The Automation of Sports Writing

"Connecting those specific error patterns to long-term reader behaviors is… harder."

The Automation of Sports Writing
"As a newspaper illustrator, make a line and watercolor drawing of a high school football player running through fragments of computer code." -Dall-E

We could hardly write a blog about AI in media without at least mentioning Gannett’s Lede AI experiment, right? (I find it important to level with our audience and out ourselves as super-nerds with these tactful disclaimers.)

This all went down a few months ago, and WNYC published an excellent interview with Lede AI’s founder where you can learn about the whole thing.

Long story short: 

Gannett partners with a programmatic news service for local sports coverage, people start to notice strange repeating phrases like “close encounters of the athletic kind,” templated placeholders bleeding into copy, and all sorts of the techno-tomfoolery that makes us laugh and cry. It ends with Gannett canceling the deal, people learning more about the founder’s quite reasonable goals for the service and its ambitions to offer reporters more time to conduct interviews, and less time re-writing the same clunky postgame article format a million times. 

[Of note: The AP also hosts a prototype AI tool meant to automatically create the first draft of a story within a CMS.]

So why am I coming back to Lede AI now on MoP? I’ve got an ax to grind! I’ve found myself terribly annoyed with the implementation of ML in sports writing for years now. 

And, look, I get it — people just aren’t reading sports in full sentences and paragraphs like they used to, not even me. I can remember a time years ago when I was actually disappointed Bill Simmons was putting out yet another podcast instead of a 12,000 word weekly epic. Now I just think: When am I ever going to make time to read a long sports thing anyways? Okay, I sometimes do. But, again, super-nerd.

And, look, I get it (part 2) — Back in my days helping run a 5x per week student newspaper, “previews”  for sports stories were probably the most formulaic pieces we produced. One of my many fond Badger Herald memories is sports editors reading off their section’s agenda for the day: “Basketball preeeeview…. Football preeeeview… Volleyball preeeview… Mason coooolumn… one more… big meet this weekend… Track preeeeview”

So it makes sense that even ESPN has outsourced many of its game previews to a company called Data Skrive. Their service probably does very many incredible things for ESPN’s content products, but writing game previews is not among them. They seem to discover new, innovative ways to put statistics and performance facts in exactly the wrong context – as if specially engineered to trigger the obsessive sports fan. The result of all this? Since I can’t be sure I can trust that the content is meaningful, I don’t read ESPN game articles at all anymore! 
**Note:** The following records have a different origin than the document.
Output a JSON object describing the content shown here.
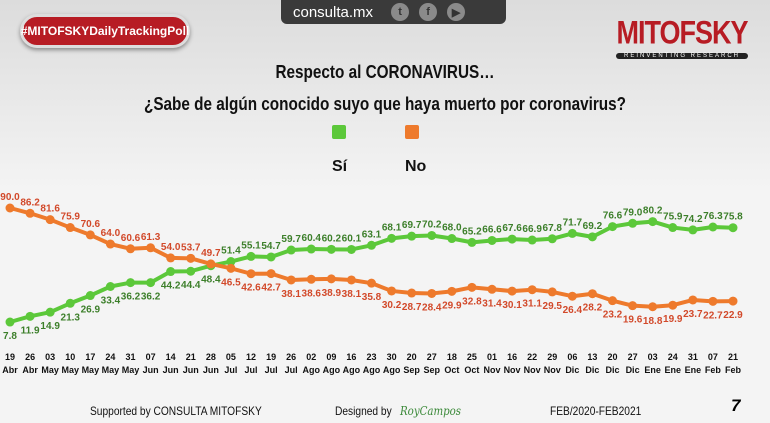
{
  "header": {
    "site": "consulta.mx",
    "hashtag": "#MITOFSKYDailyTrackingPoll",
    "logo": "MITOFSKY",
    "logo_sub": "REINVENTING RESEARCH",
    "title": "Respecto al CORONAVIRUS…",
    "question": "¿Sabe de algún conocido suyo que haya muerto por coronavirus?"
  },
  "footer": {
    "supported": "Supported by  CONSULTA  MITOFSKY",
    "designed": "Designed by",
    "designer": "RoyCampos",
    "period": "FEB/2020-FEB2021",
    "page": "7"
  },
  "chart_data": {
    "type": "line",
    "title": "¿Sabe de algún conocido suyo que haya muerto por coronavirus?",
    "categories": [
      [
        "19",
        "Abr"
      ],
      [
        "26",
        "Abr"
      ],
      [
        "03",
        "May"
      ],
      [
        "10",
        "May"
      ],
      [
        "17",
        "May"
      ],
      [
        "24",
        "May"
      ],
      [
        "31",
        "May"
      ],
      [
        "07",
        "Jun"
      ],
      [
        "14",
        "Jun"
      ],
      [
        "21",
        "Jun"
      ],
      [
        "28",
        "Jun"
      ],
      [
        "05",
        "Jul"
      ],
      [
        "12",
        "Jul"
      ],
      [
        "19",
        "Jul"
      ],
      [
        "26",
        "Jul"
      ],
      [
        "02",
        "Ago"
      ],
      [
        "09",
        "Ago"
      ],
      [
        "16",
        "Ago"
      ],
      [
        "23",
        "Ago"
      ],
      [
        "30",
        "Ago"
      ],
      [
        "20",
        "Sep"
      ],
      [
        "27",
        "Sep"
      ],
      [
        "18",
        "Oct"
      ],
      [
        "25",
        "Oct"
      ],
      [
        "01",
        "Nov"
      ],
      [
        "16",
        "Nov"
      ],
      [
        "22",
        "Nov"
      ],
      [
        "29",
        "Nov"
      ],
      [
        "06",
        "Dic"
      ],
      [
        "13",
        "Dic"
      ],
      [
        "20",
        "Dic"
      ],
      [
        "27",
        "Dic"
      ],
      [
        "03",
        "Ene"
      ],
      [
        "24",
        "Ene"
      ],
      [
        "31",
        "Ene"
      ],
      [
        "07",
        "Feb"
      ],
      [
        "21",
        "Feb"
      ]
    ],
    "series": [
      {
        "name": "Sí",
        "color": "#5cc83a",
        "label_color": "#3c7f2a",
        "values": [
          7.8,
          11.9,
          14.9,
          21.3,
          26.9,
          33.4,
          36.2,
          36.2,
          44.2,
          44.4,
          48.4,
          51.4,
          55.1,
          54.7,
          59.7,
          60.4,
          60.2,
          60.1,
          63.1,
          68.1,
          69.7,
          70.2,
          68.0,
          65.2,
          66.6,
          67.6,
          66.9,
          67.8,
          71.7,
          69.2,
          76.6,
          79.0,
          80.2,
          75.9,
          74.2,
          76.3,
          75.8
        ]
      },
      {
        "name": "No",
        "color": "#ee7a2c",
        "label_color": "#d2492a",
        "values": [
          90.0,
          86.2,
          81.6,
          75.9,
          70.6,
          64.0,
          60.6,
          61.3,
          54.0,
          53.7,
          49.7,
          46.5,
          42.6,
          42.7,
          38.1,
          38.6,
          38.9,
          38.1,
          35.8,
          30.2,
          28.7,
          28.4,
          29.9,
          32.8,
          31.4,
          30.1,
          31.1,
          29.5,
          26.4,
          28.2,
          23.2,
          19.6,
          18.8,
          19.9,
          23.7,
          22.7,
          22.9
        ]
      }
    ],
    "ylim": [
      0,
      100
    ],
    "grid": false,
    "legend": "top-center"
  }
}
I could gripe about sports journalism all day, but I actually do have a point here.

Let’s get back to Lede AI: What they’re doing does not exactly leverage that peak LLM magic. Sadly, not everything is Altman’s fault. This is a simpler setup. Per WNYC’s reporting, these products work by plugging given variables into pre-written templates – more or less programmatic madlibs. 

While you could certainly measure an error rate by creating a test rubric and using it to score representative subsets of articles over many time intervals, connecting those specific error patterns to long-term reader behaviors is… harder. (to say the least)

On top of that, it would take a deeply artful analysis of test data to measure a critical error rate — that "stop the presses" moment, which might become terminal for an important line of business. Which, of course, is exactly what happened here with Gannett. 

Per Jay Allred, who runs Lede AI, the idea is to use the author “Autonewsdesk” to do the formulaic boring high school sports preview template writing, and focus dwindling reporter resources on getting good quotes from coaches, players, etc. to put meat on the programmatic bones. 

I don’t mean to pick on them at all here: A small company had a big launch with a huge company and it went bad, and they have no intention of killing entry level journalism jobs, and tech integration is a huge opportunity to build the local news business. 

The interview with Allred in WNYC is a fascinating little look at this field of machine-assisted journalistic writing, and a couple of things he said really stick with me: 

  1. Most (but not all) readers understand that what Lede AI provides its customers is simply information.
  2. AI cannot do journalism.

Talking about this at the coffee shop right now, Erica makes a great point: If this is not journalism, and we all agree that it is not journalism, why are we offering this stuff in a format that looks exactly like journalism? 

Just about everyone on the “Paper” side of the equation here knows about Marshall McLuhan's timeless media truism: The medium is the message. The outputs of these AI journalism content systems should look like information! Charts and graphs, mapping progress for a team over time… Anything, anything at all that does not look like an inverted pyramid news article would be better than disappointing the reasonable expectation that the thing that looks just like journalism will be journalism. 

Another idea to solve this: Follow a recommendation from NPR’s Scott Simon and use this budget to pay a bunch of high schoolers to write about their own damn sports.